Ledit comité a, d’ailleurs, tenu un rassemblement jeudi 6 mai devant le siège de l’organisation onusienne à Paris. A l’issue de cette manifestation, une délégation a été reçue par des responsables  de cette organisation auxquels une lettre a été remise. C’est ce qu’explique le même comité dans un communiqué rendu public vendredi 7 mai.

« Un rassemblement a eu lieu hier, le 6 mai, devant le siège de l’UNICEF à Paris et une lettre a été remise à sa représentante qui a rassuré que l’institution suit de près l’évolution de cette affaire et des démarches sont en voie », indique le Comité algérien contre la torture et les conditions carcérales inhumaines.

La même source souligne que la délégation des manifestants avait été conduite par la militante franco-algérienne Yasmine Si El Hadj. Cette dernière précise, dans un autre communiqué, que la délégation algérienne a été reçue par la directrice et la chargée de communication de l’UNICEF. « À l’issue de la rencontre qui a duré 2 heures, une lettre ouverte leur a été remise.
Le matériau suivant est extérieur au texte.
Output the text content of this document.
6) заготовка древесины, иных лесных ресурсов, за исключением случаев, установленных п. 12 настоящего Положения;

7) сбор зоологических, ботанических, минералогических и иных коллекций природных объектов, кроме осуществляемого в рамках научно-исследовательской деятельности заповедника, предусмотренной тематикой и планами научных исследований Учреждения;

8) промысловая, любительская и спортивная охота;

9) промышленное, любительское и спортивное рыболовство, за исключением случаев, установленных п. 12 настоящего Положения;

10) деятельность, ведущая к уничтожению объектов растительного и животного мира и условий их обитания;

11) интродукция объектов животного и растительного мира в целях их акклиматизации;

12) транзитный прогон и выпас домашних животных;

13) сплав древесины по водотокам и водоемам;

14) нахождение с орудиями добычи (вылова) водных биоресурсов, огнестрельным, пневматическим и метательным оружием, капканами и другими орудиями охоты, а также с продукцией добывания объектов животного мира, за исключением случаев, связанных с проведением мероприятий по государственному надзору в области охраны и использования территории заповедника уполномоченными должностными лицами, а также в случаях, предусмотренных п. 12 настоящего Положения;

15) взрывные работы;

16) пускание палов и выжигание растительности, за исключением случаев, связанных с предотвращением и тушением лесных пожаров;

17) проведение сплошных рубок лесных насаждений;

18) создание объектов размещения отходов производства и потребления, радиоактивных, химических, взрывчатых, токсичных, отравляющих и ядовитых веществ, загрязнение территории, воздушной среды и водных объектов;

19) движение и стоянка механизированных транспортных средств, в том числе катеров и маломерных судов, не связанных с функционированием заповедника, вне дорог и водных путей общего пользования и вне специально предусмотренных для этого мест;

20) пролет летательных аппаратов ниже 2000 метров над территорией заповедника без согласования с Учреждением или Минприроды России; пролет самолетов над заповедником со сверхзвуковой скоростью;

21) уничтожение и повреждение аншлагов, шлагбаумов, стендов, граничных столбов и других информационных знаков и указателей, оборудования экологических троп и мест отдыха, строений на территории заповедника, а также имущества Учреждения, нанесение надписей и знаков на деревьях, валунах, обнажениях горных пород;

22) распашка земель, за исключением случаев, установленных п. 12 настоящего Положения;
L’affaire Saïd Chetouane a été prise très au sérieux par les plus hauts responsables de l’UNICEF. Le contact est ainsi établi », a-t-elle écrit.

« L’affaire a été prise très au sérieux par l’UNICEF »

Dans le courrier adressé aux responsables de l’UNICEF, ledit comité est revenu sur les circonstances de l’interpellation du mineur Saïd Chetouane. Pour rappel, le jeune militant du Hirak a été arrêté une première fois le 3 avril dernier. Il a été ensuite relâché avant d’être appréhendé une deuxième fois le 26 du même mois. Depuis, Saïd Chetouane est placé dans un centre spécialisé pour la protection de l’enfance.

Sa mère n’a pas tardé à réagir, dans une vidéo largement partagée sur les réseaux sociaux, pour dénoncer cette mesure et implorer les autorités algériennes de libérer son fils.